Wir sehen ferner darin einen schweren Mangel des Gesetzes, daß die Unfallversicherung nicht mit einbezogen wurde. Es unterliegt gar keiner Frage, daß die Unfallversicherung mit den anderen Versicherungsarten innig ineinander greift, zum Beispiel in der Frage der Heilbehandlung, weshalb auch in den bisherigen österreichischen Vorlagen alle diese Versicherungszweige in einem Gesetz behandelt wurden, woraus sich auch mancherlei Vorteile für die Verwaltung ergeben und wodurch auch eine beträchtliche Verringerung des Kostenaufwandes erzielt wird. Auch in Deutschland ist die Unfallversicherung in den Rahmen der Reichsversicherung einbezogen. Dazu hätte es bei uns trotz der Verschiedenheit der Unfallversicherungsprämien in Böhmen, Mähren und Schlesien kommen sollen. Sie begnügen sich leider erst mit einer Reform der Unfallversicherung, indem sie dieselbe vorerst unifizieren wollen und erst dann der Sozialversicherung ein uverleiben gedenken. Minister Gruber war anderer Ansicht. Er wollte weitblickend von allem Anbeginne an die Einbeziehung der Unfallversicherung haben. Er hatte damit vollkommen recht, denn die Unfallversicherung ist ja in Wirklichkeit nichts anderes als ein ganz besonderer Fall der Invalidität. Wir vertreten ferner den Standpunkt, daß den Arbeitgebern entsprechend ihrer Beitragsleistung auch in sämtlichen Organen der Krankenversicherung eine gleich starke Vertretung gebührt.
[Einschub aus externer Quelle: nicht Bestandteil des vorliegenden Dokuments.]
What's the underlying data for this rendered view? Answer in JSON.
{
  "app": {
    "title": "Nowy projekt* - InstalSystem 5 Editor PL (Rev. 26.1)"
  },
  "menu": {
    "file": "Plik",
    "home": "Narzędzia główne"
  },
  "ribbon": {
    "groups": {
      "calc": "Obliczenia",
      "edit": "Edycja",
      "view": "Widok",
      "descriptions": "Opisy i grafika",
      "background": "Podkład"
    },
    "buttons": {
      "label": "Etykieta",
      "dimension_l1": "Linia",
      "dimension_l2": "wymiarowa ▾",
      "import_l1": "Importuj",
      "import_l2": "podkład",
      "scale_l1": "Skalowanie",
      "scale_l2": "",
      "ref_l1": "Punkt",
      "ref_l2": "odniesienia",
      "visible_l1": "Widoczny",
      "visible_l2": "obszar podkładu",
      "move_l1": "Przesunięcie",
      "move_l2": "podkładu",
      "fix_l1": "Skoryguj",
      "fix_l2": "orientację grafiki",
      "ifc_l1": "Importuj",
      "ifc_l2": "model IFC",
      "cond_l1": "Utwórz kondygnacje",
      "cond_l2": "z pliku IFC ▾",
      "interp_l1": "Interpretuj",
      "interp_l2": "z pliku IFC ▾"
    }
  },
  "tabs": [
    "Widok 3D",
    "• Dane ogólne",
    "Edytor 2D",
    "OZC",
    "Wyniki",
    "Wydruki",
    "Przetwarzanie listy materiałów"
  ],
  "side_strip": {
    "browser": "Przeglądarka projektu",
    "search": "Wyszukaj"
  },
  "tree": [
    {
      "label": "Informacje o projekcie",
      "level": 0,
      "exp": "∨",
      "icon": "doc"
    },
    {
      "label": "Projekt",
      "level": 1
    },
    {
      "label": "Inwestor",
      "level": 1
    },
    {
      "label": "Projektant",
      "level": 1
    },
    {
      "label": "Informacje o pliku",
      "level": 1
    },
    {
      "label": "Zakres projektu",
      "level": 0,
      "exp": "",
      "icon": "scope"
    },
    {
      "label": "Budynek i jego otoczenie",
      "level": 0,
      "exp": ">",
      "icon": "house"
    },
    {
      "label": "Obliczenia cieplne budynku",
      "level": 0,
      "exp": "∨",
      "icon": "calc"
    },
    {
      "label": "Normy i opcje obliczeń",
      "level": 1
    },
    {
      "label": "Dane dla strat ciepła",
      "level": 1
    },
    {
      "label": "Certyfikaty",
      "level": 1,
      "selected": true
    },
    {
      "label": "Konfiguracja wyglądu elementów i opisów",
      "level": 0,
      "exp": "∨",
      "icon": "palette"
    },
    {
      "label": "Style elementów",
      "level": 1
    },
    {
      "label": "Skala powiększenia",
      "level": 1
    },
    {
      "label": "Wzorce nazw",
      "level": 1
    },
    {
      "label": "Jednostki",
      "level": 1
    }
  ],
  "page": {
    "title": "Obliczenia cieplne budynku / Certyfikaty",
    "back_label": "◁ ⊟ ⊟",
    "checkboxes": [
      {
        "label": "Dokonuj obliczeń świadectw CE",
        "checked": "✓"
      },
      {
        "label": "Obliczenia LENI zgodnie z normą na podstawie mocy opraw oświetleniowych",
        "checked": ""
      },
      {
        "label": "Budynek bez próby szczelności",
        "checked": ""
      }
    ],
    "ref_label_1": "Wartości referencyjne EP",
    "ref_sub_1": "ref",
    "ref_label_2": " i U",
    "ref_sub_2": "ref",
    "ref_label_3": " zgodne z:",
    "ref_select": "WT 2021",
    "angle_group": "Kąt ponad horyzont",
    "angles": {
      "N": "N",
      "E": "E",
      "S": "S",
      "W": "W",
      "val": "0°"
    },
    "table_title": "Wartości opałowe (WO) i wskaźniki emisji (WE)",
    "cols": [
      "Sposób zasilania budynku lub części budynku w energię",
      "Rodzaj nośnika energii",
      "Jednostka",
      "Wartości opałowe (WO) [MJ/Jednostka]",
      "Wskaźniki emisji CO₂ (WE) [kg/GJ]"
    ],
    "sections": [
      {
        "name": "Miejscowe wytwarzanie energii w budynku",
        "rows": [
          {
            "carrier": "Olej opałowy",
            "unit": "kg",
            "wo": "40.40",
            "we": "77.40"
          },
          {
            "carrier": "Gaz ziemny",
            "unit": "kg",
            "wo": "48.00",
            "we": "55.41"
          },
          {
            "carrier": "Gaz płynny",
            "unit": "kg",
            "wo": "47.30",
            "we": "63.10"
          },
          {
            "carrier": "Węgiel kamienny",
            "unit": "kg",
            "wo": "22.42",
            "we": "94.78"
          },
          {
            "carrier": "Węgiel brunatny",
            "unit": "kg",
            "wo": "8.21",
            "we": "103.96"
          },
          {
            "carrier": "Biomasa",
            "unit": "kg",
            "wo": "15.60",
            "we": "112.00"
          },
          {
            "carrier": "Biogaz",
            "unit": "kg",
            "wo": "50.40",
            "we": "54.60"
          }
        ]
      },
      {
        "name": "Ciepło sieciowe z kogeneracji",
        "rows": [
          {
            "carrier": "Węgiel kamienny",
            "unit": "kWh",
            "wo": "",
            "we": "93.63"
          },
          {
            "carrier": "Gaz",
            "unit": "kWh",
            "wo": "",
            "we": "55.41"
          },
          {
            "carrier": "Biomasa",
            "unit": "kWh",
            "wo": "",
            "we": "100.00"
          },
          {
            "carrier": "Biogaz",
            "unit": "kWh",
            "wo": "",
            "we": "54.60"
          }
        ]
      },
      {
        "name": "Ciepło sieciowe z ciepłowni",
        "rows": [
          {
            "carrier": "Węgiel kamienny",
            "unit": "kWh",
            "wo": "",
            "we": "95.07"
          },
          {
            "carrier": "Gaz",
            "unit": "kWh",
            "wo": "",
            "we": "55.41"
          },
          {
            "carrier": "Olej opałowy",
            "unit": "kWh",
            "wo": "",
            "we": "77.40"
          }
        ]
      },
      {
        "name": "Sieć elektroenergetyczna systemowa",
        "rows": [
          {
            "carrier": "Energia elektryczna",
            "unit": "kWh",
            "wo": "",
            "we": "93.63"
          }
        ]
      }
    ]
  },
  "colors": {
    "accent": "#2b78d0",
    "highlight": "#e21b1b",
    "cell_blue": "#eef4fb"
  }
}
Es kommt ja überdies sehr oft vor, daß der Arbeitgeber bei der Krankenversicherung oft eine höhere Belastung freiwillig auf sich genommen hat, so daß eine paritätische Vertretung im Vorstand ihm zugebilligt werden sollte. In der Hauptversammlung der Delegierten der Krankenversicherungsanstalt sind die Arbeitgeber überhaupt nicht vertreten. Dies ist ohne Zweifel unbillig. Auch ist es nicht am Platze, wenn nach § 33 der Obmann der Versicherungsanstalt Vorsitzender der Wahlkommission ist, da er als eine an dem Wahlergebnis interessierte Partei hiefür keineswegs als geeignet erscheint.